LE PYRÈTHRE DE DALMATIE

Sa culture à Madagascar et son emploi comme insecticide.

C. FRAPPA

Agriculture et élevage à Madagascar
2ème année - N° 18 - juin 1934.

Le pyrèthre de Dalmatie, Pyrethrum cinerariaefolium ou P. cinerarifolium, appelé parfois chrysanthème insecticide, fait partie de la famille des Composées Radiées. C’est une « marguerite » dont la fleur est un capitule à disque central jaune, entouré de ligules rayonnantes blanches. Cette plante est robuste, avec une souche fasciculée, des feuilles persistantes et profondément découpées, d’où son nom de « pyrèthre à feuille de cinéraire » La floraison de cette plante est abondante. Elle donne en effet plusieurs centaines de fleurs, portées sur des pédoncules ayant environ 35 centimètres. Le pyrèthre qui nous occupe est très voisin des pyrèthres ornementaux bien connus en horticulture et qui dérivent pour la plupart, par sélection ou par hybridation, de deux espèces de pyrèthre : P. roseum ou pyrèthre de Perse et P. carneum ou P. du Caucase. Ces deux espèces fleurissent surtout dans les provinces persanes du Mazaranderan ou du Dianareto. Mais, il ne faut pas confondre le pyrèthre de Dalmatie avec les plantes du genre Anacyclus qui ne sont ni des pyrèthres, ni des chrysanthèmes, bien qu’elles soient appelées pyrèthres d’Afrique comme l’Anacyclus pyrethrum ou pyrèthres d’Allemagne comme l’Anacyclus officinarum, dont les racines entrent dans la préparation de certains dentifrices.
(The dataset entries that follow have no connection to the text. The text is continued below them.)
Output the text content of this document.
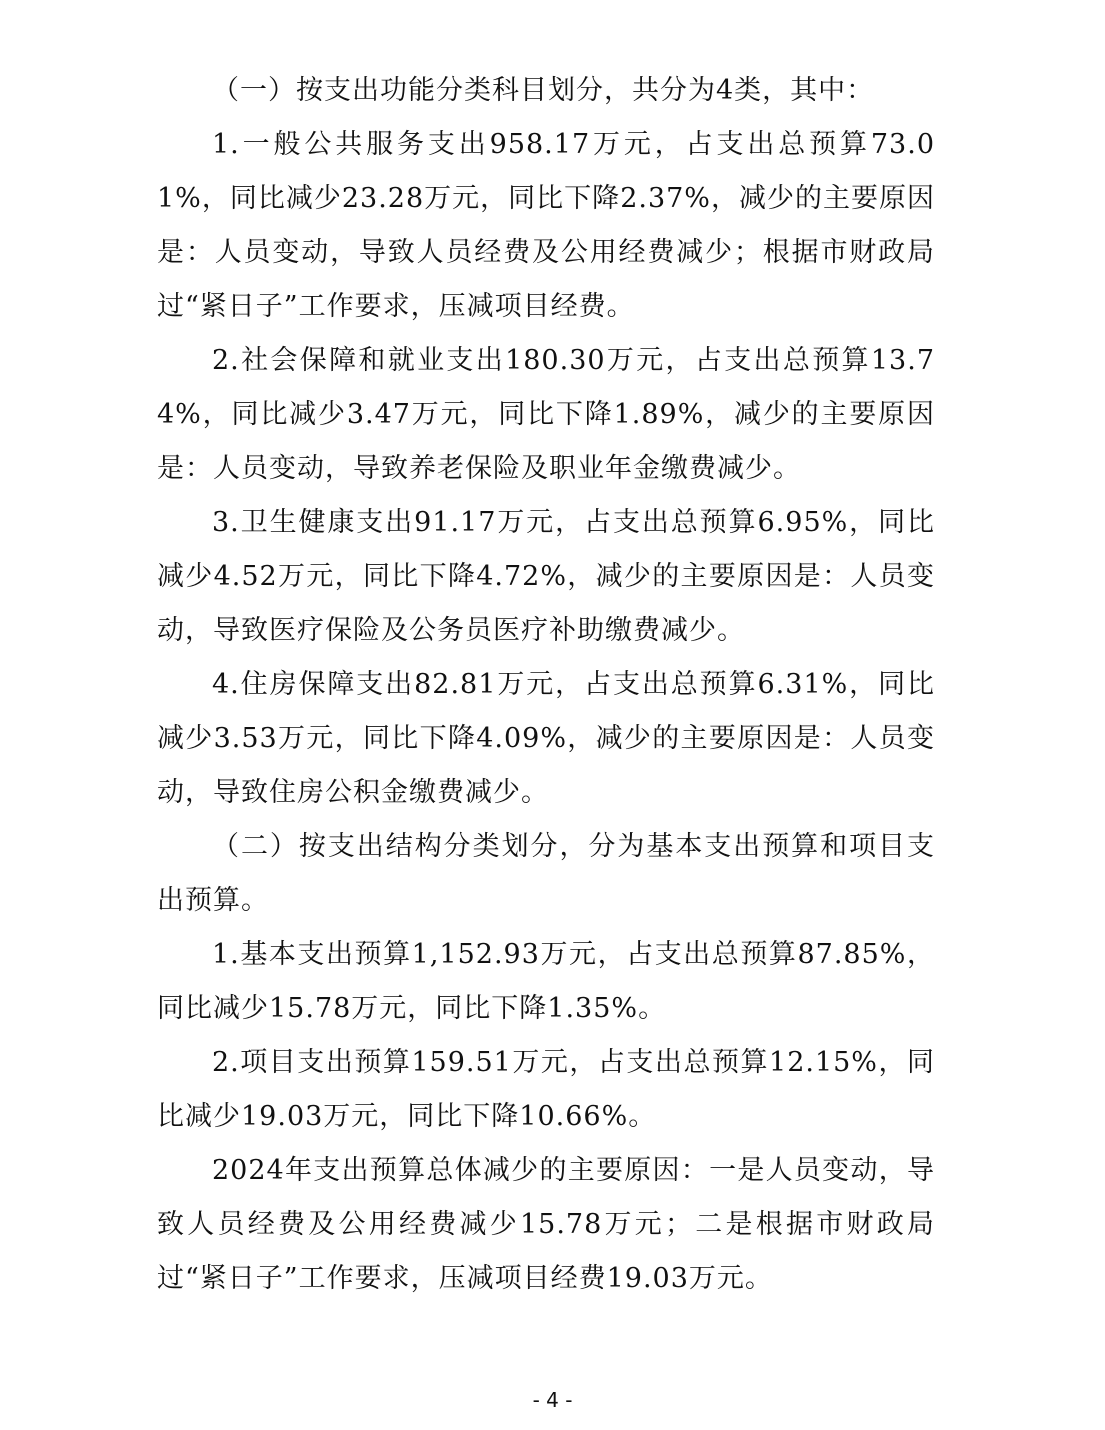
（一）按支出功能分类科目划分，共分为4类，其中：

1.一般公共服务支出958.17万元，占支出总预算73.01%，同比减少23.28万元，同比下降2.37%，减少的主要原因是：人员变动，导致人员经费及公用经费减少；根据市财政局过“紧日子”工作要求，压减项目经费。

2.社会保障和就业支出180.30万元，占支出总预算13.74%，同比减少3.47万元，同比下降1.89%，减少的主要原因是：人员变动，导致养老保险及职业年金缴费减少。

3.卫生健康支出91.17万元，占支出总预算6.95%，同比减少4.52万元，同比下降4.72%，减少的主要原因是：人员变动，导致医疗保险及公务员医疗补助缴费减少。

4.住房保障支出82.81万元，占支出总预算6.31%，同比减少3.53万元，同比下降4.09%，减少的主要原因是：人员变动，导致住房公积金缴费减少。

（二）按支出结构分类划分，分为基本支出预算和项目支出预算。

1.基本支出预算1,152.93万元，占支出总预算87.85%，同比减少15.78万元，同比下降1.35%。

2.项目支出预算159.51万元，占支出总预算12.15%，同比减少19.03万元，同比下降10.66%。

2024年支出预算总体减少的主要原因：一是人员变动，导致人员经费及公用经费减少15.78万元；二是根据市财政局过“紧日子”工作要求，压减项目经费19.03万元。

- 4 -
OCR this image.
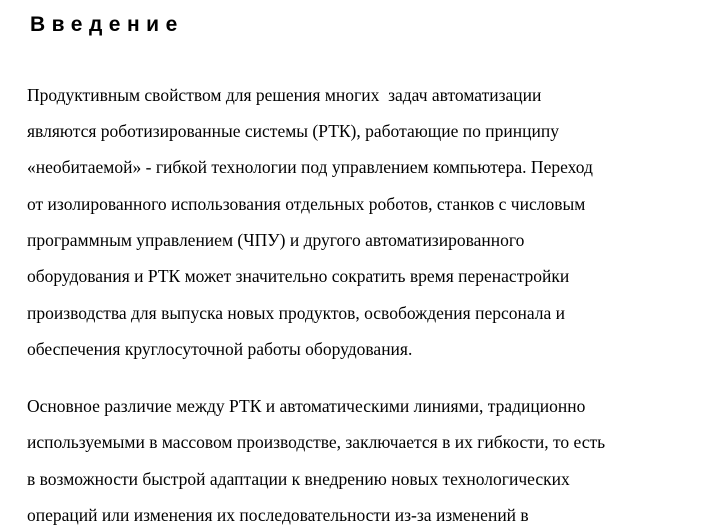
Введение

Продуктивным свойством для решения многих  задач автоматизации

являются роботизированные системы (РТК), работающие по принципу

«необитаемой» - гибкой технологии под управлением компьютера. Переход

от изолированного использования отдельных роботов, станков с числовым

программным управлением (ЧПУ) и другого автоматизированного

оборудования и РТК может значительно сократить время перенастройки

производства для выпуска новых продуктов, освобождения персонала и

обеспечения круглосуточной работы оборудования.

Основное различие между РТК и автоматическими линиями, традиционно

используемыми в массовом производстве, заключается в их гибкости, то есть

в возможности быстрой адаптации к внедрению новых технологических

операций или изменения их последовательности из-за изменений в
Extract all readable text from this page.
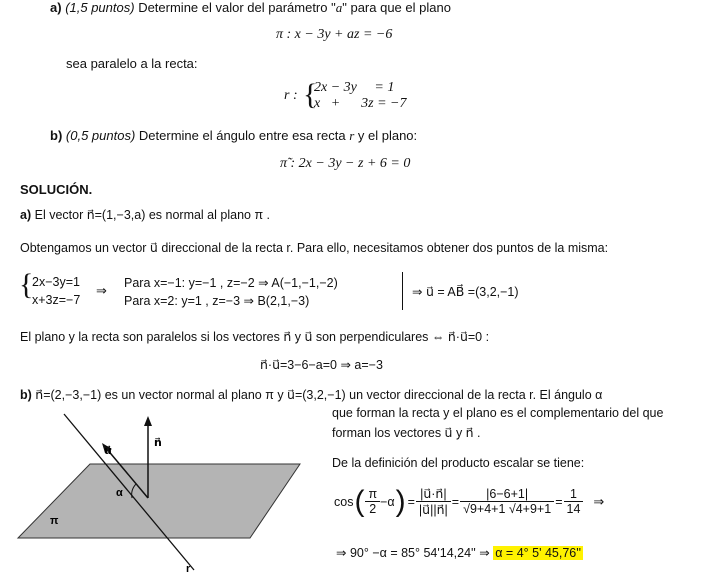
a) (1,5 puntos) Determine el valor del parámetro "a" para que el plano
π : x − 3y + az = −6
sea paralelo a la recta:
r : {
2x − 3y     = 1
x   +      3z = −7
b) (0,5 puntos) Determine el ángulo entre esa recta r y el plano:
π̃ : 2x − 3y − z + 6 = 0
SOLUCIÓN.
a) El vector n⃗=(1,−3,a) es normal al plano π .
Obtengamos un vector u⃗ direccional de la recta r. Para ello, necesitamos obtener dos puntos de la misma:
{
2x−3y=1
x+3z=−7
⇒ Para x=−1: y=−1 , z=−2 ⇒ A(−1,−1,−2)
Para x=2: y=1 , z=−3 ⇒ B(2,1,−3)
⇒ u⃗ = AB⃗ =(3,2,−1)
El plano y la recta son paralelos si los vectores n⃗ y u⃗ son perpendiculares ⇔ n⃗·u⃗=0 :
n⃗·u⃗=3−6−a=0 ⇒ a=−3
b) n⃗=(2,−3,−1) es un vector normal al plano π y u⃗=(3,2,−1) un vector direccional de la recta r. El ángulo α
que forman la recta y el plano es el complementario del que
forman los vectores u⃗ y n⃗ .
De la definición del producto escalar se tiene:
cos ( $\frac{\pi}{2} -\alpha$ ) = $\frac{|u⃗\cdot n⃗|}{|u⃗||n⃗|} = \frac{|6-6+1|}{√9+4+1 √4+9+1} = \frac{1}{14}$ ⇒
⇒ 90° −α = 85° 54'14,24'' ⇒ α = 4° 5' 45,76''
u⃗
n⃗
α
π
r
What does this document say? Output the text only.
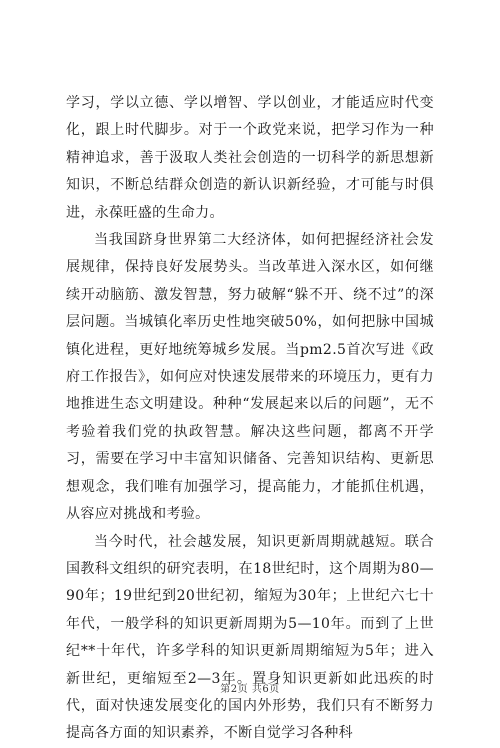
学习，学以立德、学以增智、学以创业，才能适应时代变化，跟上时代脚步。对于一个政党来说，把学习作为一种精神追求，善于汲取人类社会创造的一切科学的新思想新知识，不断总结群众创造的新认识新经验，才可能与时俱进，永葆旺盛的生命力。

当我国跻身世界第二大经济体，如何把握经济社会发展规律，保持良好发展势头。当改革进入深水区，如何继续开动脑筋、激发智慧，努力破解“躲不开、绕不过”的深层问题。当城镇化率历史性地突破50%，如何把脉中国城镇化进程，更好地统筹城乡发展。当pm2.5首次写进《政府工作报告》，如何应对快速发展带来的环境压力，更有力地推进生态文明建设。种种“发展起来以后的问题”，无不考验着我们党的执政智慧。解决这些问题，都离不开学习，需要在学习中丰富知识储备、完善知识结构、更新思想观念，我们唯有加强学习，提高能力，才能抓住机遇，从容应对挑战和考验。

当今时代，社会越发展，知识更新周期就越短。联合国教科文组织的研究表明，在18世纪时，这个周期为80—90年；19世纪到20世纪初，缩短为30年；上世纪六七十年代，一般学科的知识更新周期为5—10年。而到了上世纪**十年代，许多学科的知识更新周期缩短为5年；进入新世纪，更缩短至2—3年。置身知识更新如此迅疾的时代，面对快速发展变化的国内外形势，我们只有不断努力提高各方面的知识素养，不断自觉学习各种科

第2页 共6页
Par son nom, le pyrèthre de Dalmatie indique son origine géographique. C’est en effet une plante originaire de la Bosnie-Herzégovine, de la Dalmatie et du Monténégro, végétant non seulement dans ces régions au climat méditerranéen, près du littoral, au milieu des cultures de vignes et d’oliviers, mais aussi dans les régions plus élevées et jusqu’à 2000 mètres d’altitude.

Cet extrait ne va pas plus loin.